Dans mon émission de cette semaine sur Medyascope, mon invité était Faruk Eczacıbaşı, président de la Fondation turque pour l'informatique (Türkiye Bilişim Vakfı). Avec son calme et sa profondeur habituels, nous avons exploré cette ligne fine où la technologie rencontre la philosophie. L'axe de notre conversation tournait autour du changement, de l'intelligence artificielle, de la douleur de la transformation des institutions et du rôle de l'individu dans cette nouvelle ère. Parmi les phrases d'Eczacıbaşı, celle qui m'a le plus marqué est la suivante : « Désormais, le changement n'est plus conjoncturel, il est structurel. » En réalité, c'est le résumé de tous les débats sur l'avenir. Car les questions dont nous discutons aujourd'hui ne font pas partie d'une vague passagère, mais d'une transformation irréversible. La rupture amorcée par Internet s'est stratifiée avec le monde mobile, les réseaux sociaux et la cryptographie. Aujourd'hui, avec l'intelligence artificielle, nous avons atteint un tout autre seuil. Selon les mots de Faruk Bey, cette nouvelle période est « la mère de toutes les ruptures ».
La Fondation turque pour l'informatique a fêté ses 30 ans cette année. Pourtant, son objectif fondateur reste d'actualité : ne pas s'intéresser à la technologie en soi, mais à la manière dont elle modifie le comportement humain. Eczacıbaşı a fait une analogie très frappante lors de l'émission : « Nos institutions ont été créées selon les règles de la circulation routière, mais l'avion est déjà en plein vol. » C'est vraiment le cas. Les règles ont été écrites en fonction de la gravité, mais nous essayons de nous orienter au milieu des nuages. La cause du chaos que nous vivons aujourd'hui n'est pas la vitesse de la technologie ; c'est un ciel numérique qui ne possède pas encore de règles de navigation aérienne. Rappelez-vous l'optimisme des premières années des réseaux sociaux. Entre liberté, connexion et démocratisation, nous avons rapidement fait connaissance avec la désinformation, l'information incomplète et l'information obscure. Aujourd'hui, nous vivons la même histoire avec une version beaucoup plus sophistiquée, à travers l'intelligence artificielle.

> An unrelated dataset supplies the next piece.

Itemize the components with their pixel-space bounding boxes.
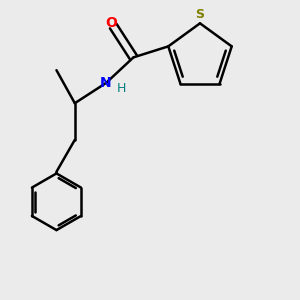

Il existe une citation attribuée à Einstein : « Les personnes intelligentes résolvent les problèmes, les sages les évitent avant qu'ils ne surviennent. » Le véritable enjeu du monde actuel est précisément celui-ci : l'imprévisibilité. L'intelligence suffit pour résoudre les problèmes, mais la sagesse est nécessaire pour gérer l'imprévisible. Et cette sagesse n'est plus testée chez les individus, mais au sein des institutions. Car le seuil de la transformation technologique n'est pas technique, il est culturel. La réponse d'une institution au changement ne devrait pas être « comment nous adapter ? », mais « que devons-nous oublier ? ». Les institutions grandissent parfois non seulement en se souvenant, mais aussi en apprenant à oublier.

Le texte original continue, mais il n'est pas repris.